Only to realize that it didn’t feel like hers any longer.

Romily stretched out in the bed she’d once thought she’d never leave, having worked so hard to get here. She stared out the window at the sky and the lights above, trying to remember if she and Zachary had ever discussed the fact that she was spending so much time at his place. But she already knew they hadn’t.

Meanwhile, she practically lived there. Maybe it was more accurate to say she did, in fact, live there. He’d gotten impatient almost immediately with her having to go get clothes from the boat, so she had a whole section of his closet. She’d learned quickly that she slept deeply with him, without so much as a hint of a nightmare. They worked together now, and it seemed to make sense to just… go upstairs afterward.

It all seemed to work seamlessly.

That probably should have alarmed her.

It was so rare to have a night to herself that Romily thought that what she really needed to do was sit here, take a breath, and ask herself if she was already fucking up. Already giving some other man too much of herself. Already making sure that this would end badly, because she obviously couldn’t trust her own feelings?—

But she couldn’t really connect to that line of thinking, so she fell asleep instead.

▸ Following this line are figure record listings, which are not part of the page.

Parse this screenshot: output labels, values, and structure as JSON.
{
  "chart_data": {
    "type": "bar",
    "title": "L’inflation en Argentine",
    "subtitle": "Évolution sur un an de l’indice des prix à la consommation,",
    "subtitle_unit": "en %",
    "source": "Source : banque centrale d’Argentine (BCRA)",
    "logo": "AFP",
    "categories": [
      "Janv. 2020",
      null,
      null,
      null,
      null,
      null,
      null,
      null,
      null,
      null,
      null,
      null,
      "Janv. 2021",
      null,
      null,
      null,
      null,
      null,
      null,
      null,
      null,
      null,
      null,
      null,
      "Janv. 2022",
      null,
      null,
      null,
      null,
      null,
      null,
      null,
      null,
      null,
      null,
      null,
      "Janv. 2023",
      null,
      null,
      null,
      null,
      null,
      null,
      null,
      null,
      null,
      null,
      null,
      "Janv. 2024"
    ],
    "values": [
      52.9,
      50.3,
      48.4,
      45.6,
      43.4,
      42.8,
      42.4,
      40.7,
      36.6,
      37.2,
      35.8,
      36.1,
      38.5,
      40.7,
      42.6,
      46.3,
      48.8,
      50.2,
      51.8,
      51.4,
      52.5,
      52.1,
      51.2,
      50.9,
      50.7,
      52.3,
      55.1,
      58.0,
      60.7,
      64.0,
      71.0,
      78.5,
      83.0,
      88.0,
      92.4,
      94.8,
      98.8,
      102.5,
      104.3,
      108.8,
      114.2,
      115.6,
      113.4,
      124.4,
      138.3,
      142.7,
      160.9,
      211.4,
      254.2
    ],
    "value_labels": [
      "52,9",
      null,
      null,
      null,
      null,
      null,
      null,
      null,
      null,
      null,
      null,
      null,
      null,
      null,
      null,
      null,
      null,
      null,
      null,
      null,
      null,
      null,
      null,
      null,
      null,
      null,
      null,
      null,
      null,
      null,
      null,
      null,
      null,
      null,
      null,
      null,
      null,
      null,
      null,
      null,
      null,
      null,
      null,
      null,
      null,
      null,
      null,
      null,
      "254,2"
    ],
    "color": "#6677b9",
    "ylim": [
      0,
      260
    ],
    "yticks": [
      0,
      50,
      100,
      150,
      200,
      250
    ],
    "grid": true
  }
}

And when she woke up, there was a Viking standing over her, though he had to stoop to fit in her berth.

“Why aren’t you in my bed?” he demanded, looking… surly and annoyed and so delicious she went from fast asleep to awake andhotin an instant.

Romily didn’t ask him how he’d gotten into the marina, which was supposed to be locked to keep everyone who didn’t live here out. Or how he’d gotten onto this boat, for that matter, without any of her neighbors questioning him when—despite everyone’s preference to keep to themselves—they were still a pretty tight knit community. They didn’t throw block parties but they knew who was supposed to be on their docks.

Yet she had no doubt that Zachary’s talent for getting what he wanted was infinite.

And she supposed this should have scared her, that he could just show up when he felt like it, possibly by performing an illegal entry or two — but she wasn’t scared, she was happy he was here. Besides, she hardly had a leg to stand on, given the way they’d met.